В ответ послышались такие же прыскающие звуки, но более приглушенные, словно кто-то пытался удержать непослушную смешинку в ладошках. Квентина самого разбирал едва сдерживаемый смех, но он твердо решил довести дело до конца и добраться до невидимого пересмешника. Он вскочил на здоровую ногу и поскакал на ней ко входу в соседнюю комнату. Может, и не стоило вести себя столь бесцеремонно, но и сил лежать больше не было. Он держался за стенки бревенчатого домика и помаленьку, скок-поскок, подбирался к проходу. Вот и угол. Квентин, подобрав больную ногу, оперся двумя руками о стенуи заглянул за угол.
Но в тот же миг отпрянул назад, как ошпаренный, и, не удержавшись на одной ноге, грохнулся на пол. Ничем больше не сдерживаемый заливистый смех зазвучал по всему дому. Квентин едва пришел в себя: из темноты на него глянули два огромных горящих глаза.
– Ну, ладно, извини, я не хотела пугать тебя. – Он увидел протянутую ему узкую ладошку. Перед ним стояла молоденькая девушка небольшого роста. – Никогда не видела ничего более забавного, чем эти твои друзья, – она улыбалась ему лучистой улыбкой на полном детской непосредственности лице.

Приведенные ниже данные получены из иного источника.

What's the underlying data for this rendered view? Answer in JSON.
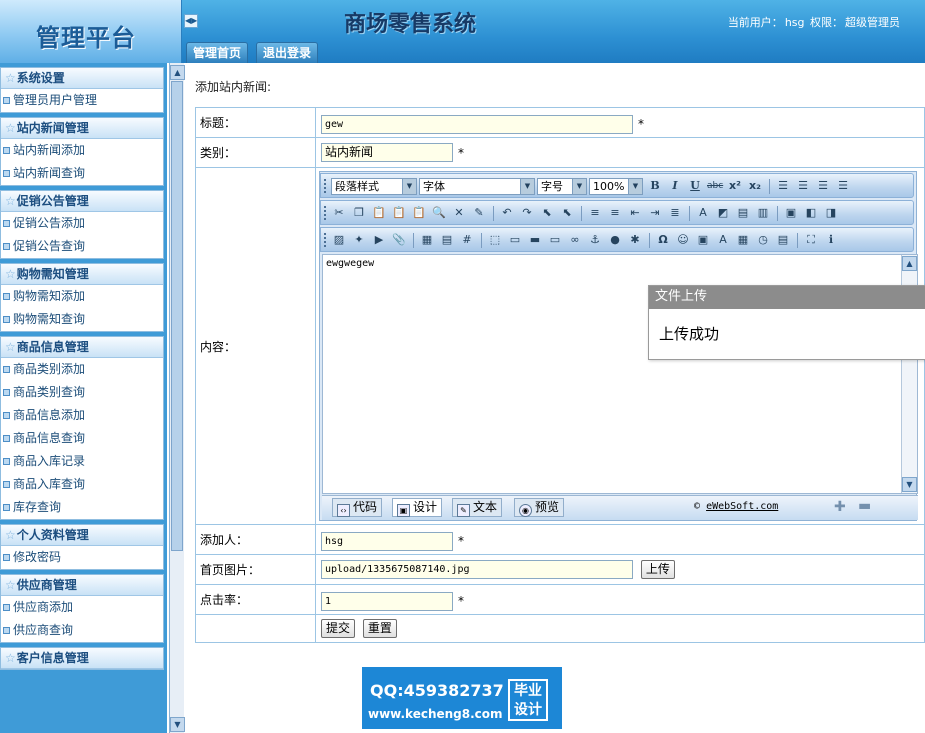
{
  "header": {
    "logo": "管理平台",
    "system_title": "商场零售系统",
    "user_label": "当前用户：",
    "user_name": "hsg",
    "role_label": "权限：",
    "role": "超级管理员",
    "tabs": [
      "管理首页",
      "退出登录"
    ]
  },
  "sidebar": {
    "groups": [
      {
        "title": "系统设置",
        "items": [
          "管理员用户管理"
        ]
      },
      {
        "title": "站内新闻管理",
        "items": [
          "站内新闻添加",
          "站内新闻查询"
        ]
      },
      {
        "title": "促销公告管理",
        "items": [
          "促销公告添加",
          "促销公告查询"
        ]
      },
      {
        "title": "购物需知管理",
        "items": [
          "购物需知添加",
          "购物需知查询"
        ]
      },
      {
        "title": "商品信息管理",
        "items": [
          "商品类别添加",
          "商品类别查询",
          "商品信息添加",
          "商品信息查询",
          "商品入库记录",
          "商品入库查询",
          "库存查询"
        ]
      },
      {
        "title": "个人资料管理",
        "items": [
          "修改密码"
        ]
      },
      {
        "title": "供应商管理",
        "items": [
          "供应商添加",
          "供应商查询"
        ]
      },
      {
        "title": "客户信息管理",
        "items": []
      }
    ]
  },
  "main": {
    "page_title": "添加站内新闻:",
    "required_mark": "*",
    "fields": {
      "title_label": "标题：",
      "title_value": "gew",
      "category_label": "类别：",
      "category_value": "站内新闻",
      "content_label": "内容：",
      "content_value": "ewgwegew",
      "author_label": "添加人：",
      "author_value": "hsg",
      "image_label": "首页图片：",
      "image_value": "upload/1335675087140.jpg",
      "upload_button": "上传",
      "clicks_label": "点击率：",
      "clicks_value": "1"
    },
    "buttons": {
      "submit": "提交",
      "reset": "重置"
    }
  },
  "editor": {
    "paragraph_style": "段落样式",
    "font": "字体",
    "font_size": "字号",
    "zoom": "100%",
    "modes": [
      "代码",
      "设计",
      "文本",
      "预览"
    ],
    "copyright_symbol": "©",
    "copyright_link": "eWebSoft.com"
  },
  "dialog": {
    "title": "文件上传",
    "message": "上传成功"
  },
  "watermark": {
    "qq": "QQ:459382737",
    "url": "www.kecheng8.com",
    "badge_line1": "毕业",
    "badge_line2": "设计"
  },
  "colors": {
    "header_blue": "#2d90d3",
    "sidebar_blue": "#3f9bd7",
    "border": "#9cc5e4",
    "input_bg": "#ffffea"
  }
}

– Мама научила меня кое-чему, что можно применять в особых случаях, – не без гордости заявила она. – Вообще, мама знает много всяких забавных фокусов.
Она все еще протягивала Квентину руку помощи. Длинные распущенные волосы темными волнами покрывали ее плечи. Черное платье изящно облегало невесомую фигурку, приоткрывая для взоров лишь белизну маленьких босых ступней и немного лодыжку. Тоненькая шея горделиво поддерживала прелестную головку, и Квентин заметил еще один открытый участок тела около шеи, где белая нежная кожа была очерчена рубцами грубой материи.
Конечно, он не мог взять эту маленькую ладошку в свою грубую руку и продолжал оглядываться по сторонам в поиске подходящей опоры. Как на грех, поблизости ничего пригодного не было. Положение становилось все более стеснительным, и Квентин почувствовал, как румянец заливает его щеки. Он неуклюже перевернулся на колени и, опираясь руками об пол, затем о стену, вернулся в вертикальное положение. Девчонка прыснула, и принц готов был провалиться от стыда под землю.
– Меня зовут Тана, – она снова протянула ему свою детскую ладошку. Только теперь с великой предосторожностью он осмелился пожать ее. Тана, едва доходившая ему до плеча, казалась такой хрупкой и беззащитной. Он взглянул ей в глаза, и она тут же опустила взор.
– Мама не хотела, чтобы я беспокоила вас, – перешла она на официальный тон. – Но это представление было настолько чудесно и восхитительно, что я не удержалась, простите.
– А, вижу, вы уже познакомились, – в дверях стояла Дира. – Моя дочь Тана – существо непоседливое, любознательное и, – она взглянула на Тану, – непослушное.
– Мама, но я… Ты не поверишь… Тут происходили такие чудесные вещи, что я не удержалась и подглядела.
– А как же ты узнала, не подглядывая, что здесь творится что-то интересное.
Они сидели за добротно сработанным столом, еще пахнущим здоровым и свежим запахом леса, и наслаждались вкусом молока, меда и пышного, только что испеченного хлеба. Квентин рассказал почти всю свою историю, умолчав только о деталях его пребывания в Гедаре. В ответ Дира решила рассказать древнее предание, повествующее об истории ее народа.